HESI RN
HESI Fundamentals Practice Exam
1. After ensuring correct tube placement, what action should the nurse take next when administering medications through a nasogastric tube (NGT) connected to suction?
- A. Clamp the tube for 20 minutes.
- B. Flush the tube with water.
- C. Administer the medications as prescribed.
- D. Crush the tablets and dissolve in sterile water.
Correct answer: B
Rationale: After ensuring the correct placement of the NGT, the nurse should flush the tube with water to prevent any obstructions and ensure proper medication delivery. Flushing the tube is essential before, after, and in between each medication administration. Clamping the tube for 20 minutes should be done after all medications are administered to prevent clogging. Administering medications as prescribed and preparing medications by crushing tablets and dissolving them in sterile water should only be done after the tube has been appropriately flushed to maintain its patency and effectiveness.
2. Following a cardiac catheterization and placement of a stent in the right coronary artery, the nurse administers prasugrel, a platelet inhibitor, to the client. To monitor for adverse effects from the medication, which assessment is most important for the nurse to include in this client's care plan?
- A. Check platelet count
- B. Observe the color of urine
- C. Review liver function tests
- D. Monitor for bleeding
Correct answer: D
Rationale: Prasugrel is a platelet inhibitor, which increases the risk of bleeding. Monitoring for bleeding, particularly at the catheterization site and in other areas, is the most important assessment following administration of the drug. Checking platelet count and observing urine color are relevant but not as immediate. Reviewing liver function tests is not directly related to the adverse effects of prasugrel.

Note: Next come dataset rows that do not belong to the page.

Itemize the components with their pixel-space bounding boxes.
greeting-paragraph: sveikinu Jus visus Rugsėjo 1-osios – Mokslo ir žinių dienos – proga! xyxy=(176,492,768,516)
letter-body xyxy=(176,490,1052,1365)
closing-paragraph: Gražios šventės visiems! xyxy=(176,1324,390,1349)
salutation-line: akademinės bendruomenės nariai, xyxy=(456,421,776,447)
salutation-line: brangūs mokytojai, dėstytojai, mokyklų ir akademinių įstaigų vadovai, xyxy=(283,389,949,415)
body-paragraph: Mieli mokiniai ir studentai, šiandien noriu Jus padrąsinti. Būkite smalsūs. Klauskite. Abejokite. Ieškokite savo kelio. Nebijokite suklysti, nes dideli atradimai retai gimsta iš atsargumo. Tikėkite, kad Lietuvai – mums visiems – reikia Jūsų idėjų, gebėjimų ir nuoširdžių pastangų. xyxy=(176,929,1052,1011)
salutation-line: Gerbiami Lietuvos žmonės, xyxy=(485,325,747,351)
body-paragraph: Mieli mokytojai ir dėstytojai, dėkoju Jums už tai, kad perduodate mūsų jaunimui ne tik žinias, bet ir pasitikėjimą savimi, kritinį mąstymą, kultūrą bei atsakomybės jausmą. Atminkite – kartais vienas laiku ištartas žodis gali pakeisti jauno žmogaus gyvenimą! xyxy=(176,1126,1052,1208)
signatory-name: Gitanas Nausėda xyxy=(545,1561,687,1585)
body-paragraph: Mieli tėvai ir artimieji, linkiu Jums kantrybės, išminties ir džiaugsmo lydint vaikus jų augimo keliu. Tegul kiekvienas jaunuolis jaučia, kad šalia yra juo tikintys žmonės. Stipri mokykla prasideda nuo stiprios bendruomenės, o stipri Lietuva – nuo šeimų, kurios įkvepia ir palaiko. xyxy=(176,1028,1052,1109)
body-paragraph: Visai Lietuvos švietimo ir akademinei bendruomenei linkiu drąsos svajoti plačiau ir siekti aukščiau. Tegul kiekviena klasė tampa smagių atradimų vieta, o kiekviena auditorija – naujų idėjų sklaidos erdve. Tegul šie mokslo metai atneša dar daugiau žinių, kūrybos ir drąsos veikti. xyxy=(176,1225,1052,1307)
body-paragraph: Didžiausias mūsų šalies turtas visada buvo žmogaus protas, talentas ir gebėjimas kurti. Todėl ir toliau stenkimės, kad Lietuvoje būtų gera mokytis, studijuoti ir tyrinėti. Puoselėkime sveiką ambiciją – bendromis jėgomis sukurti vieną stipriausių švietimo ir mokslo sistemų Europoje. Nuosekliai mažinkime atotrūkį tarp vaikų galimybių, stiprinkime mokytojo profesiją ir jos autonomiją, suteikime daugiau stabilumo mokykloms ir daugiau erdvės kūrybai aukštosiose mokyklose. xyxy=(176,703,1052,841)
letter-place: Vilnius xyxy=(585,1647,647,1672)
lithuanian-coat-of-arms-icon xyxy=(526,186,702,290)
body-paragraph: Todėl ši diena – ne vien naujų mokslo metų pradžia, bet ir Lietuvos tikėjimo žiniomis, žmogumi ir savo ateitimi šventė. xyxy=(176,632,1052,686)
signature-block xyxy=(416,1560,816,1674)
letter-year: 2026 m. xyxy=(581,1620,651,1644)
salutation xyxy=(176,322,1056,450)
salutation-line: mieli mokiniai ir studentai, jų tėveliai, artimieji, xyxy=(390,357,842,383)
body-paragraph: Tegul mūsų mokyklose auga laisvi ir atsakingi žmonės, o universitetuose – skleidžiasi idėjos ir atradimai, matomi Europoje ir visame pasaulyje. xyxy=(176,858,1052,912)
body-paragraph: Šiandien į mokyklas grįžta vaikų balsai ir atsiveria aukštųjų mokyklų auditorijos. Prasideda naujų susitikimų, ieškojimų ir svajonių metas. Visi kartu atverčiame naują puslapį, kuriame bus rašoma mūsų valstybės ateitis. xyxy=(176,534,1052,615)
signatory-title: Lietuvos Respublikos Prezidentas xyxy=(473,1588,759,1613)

3. A client with chronic kidney disease (CKD) is scheduled for a renal biopsy. Which laboratory value should the nurse review before the procedure?
- A. Serum potassium
- B. Serum creatinine
- C. Hemoglobin
- D. White blood cell count
Correct answer: B
Rationale: Before a renal biopsy, the nurse should review the serum creatinine level. Serum creatinine is a key indicator of kidney function. In clients with chronic kidney disease (CKD), monitoring creatinine levels is crucial as elevated levels may indicate worsening kidney function, which could impact the safety and outcome of the biopsy. Hemoglobin (choice C) is important for assessing oxygen-carrying capacity but is not directly related to the kidney biopsy procedure. Serum potassium (choice A) is important to monitor in CKD but is not specifically crucial before a renal biopsy. White blood cell count (choice D) is more relevant for assessing infection or inflammation, which is not the primary concern before a renal biopsy.
4. A college student who is diagnosed with a vaginal infection and vulva irritation describes the vaginal discharge as having a 'cottage cheese' appearance. Which prescription should the nurse implement first?
- A. Cleanse the perineum with warm soapy water 3 times per day
- B. Instill the first dose of nystatin (Mycostatin) vaginally per applicator
- C. Perform a glucose measurement using a capillary blood sample
- D. Obtain a blood specimen for sexually transmitted diseases (STDs)
Correct answer: B
Rationale: The correct answer is to instill the first dose of nystatin vaginally per applicator. Nystatin is an antifungal medication used to treat yeast infections, which are characterized by 'cottage cheese' discharge. Cleansing the perineum with warm soapy water may help with hygiene but does not address the underlying infection. Performing a glucose measurement is not relevant to the diagnosis of a vaginal infection. Obtaining a blood specimen for STDs is not the priority in this scenario as the symptoms described are indicative of a yeast infection.
5. The healthcare provider is assessing a client with hypothyroidism. Which of the following symptoms would the provider expect to find?
- A. Weight loss
- B. Heat intolerance
- C. Bradycardia
- D. Diarrhea
Correct answer: C
Rationale: Bradycardia is a common symptom of hypothyroidism because the condition leads to a decreased metabolic rate. Weight loss (Choice A) is more commonly associated with hyperthyroidism, where the metabolic rate is increased. Heat intolerance (Choice B) is also more indicative of hyperthyroidism due to increased sensitivity to heat. Diarrhea (Choice D) is not a typical symptom of hypothyroidism; rather, constipation is more common due to the slow-down of the digestive system.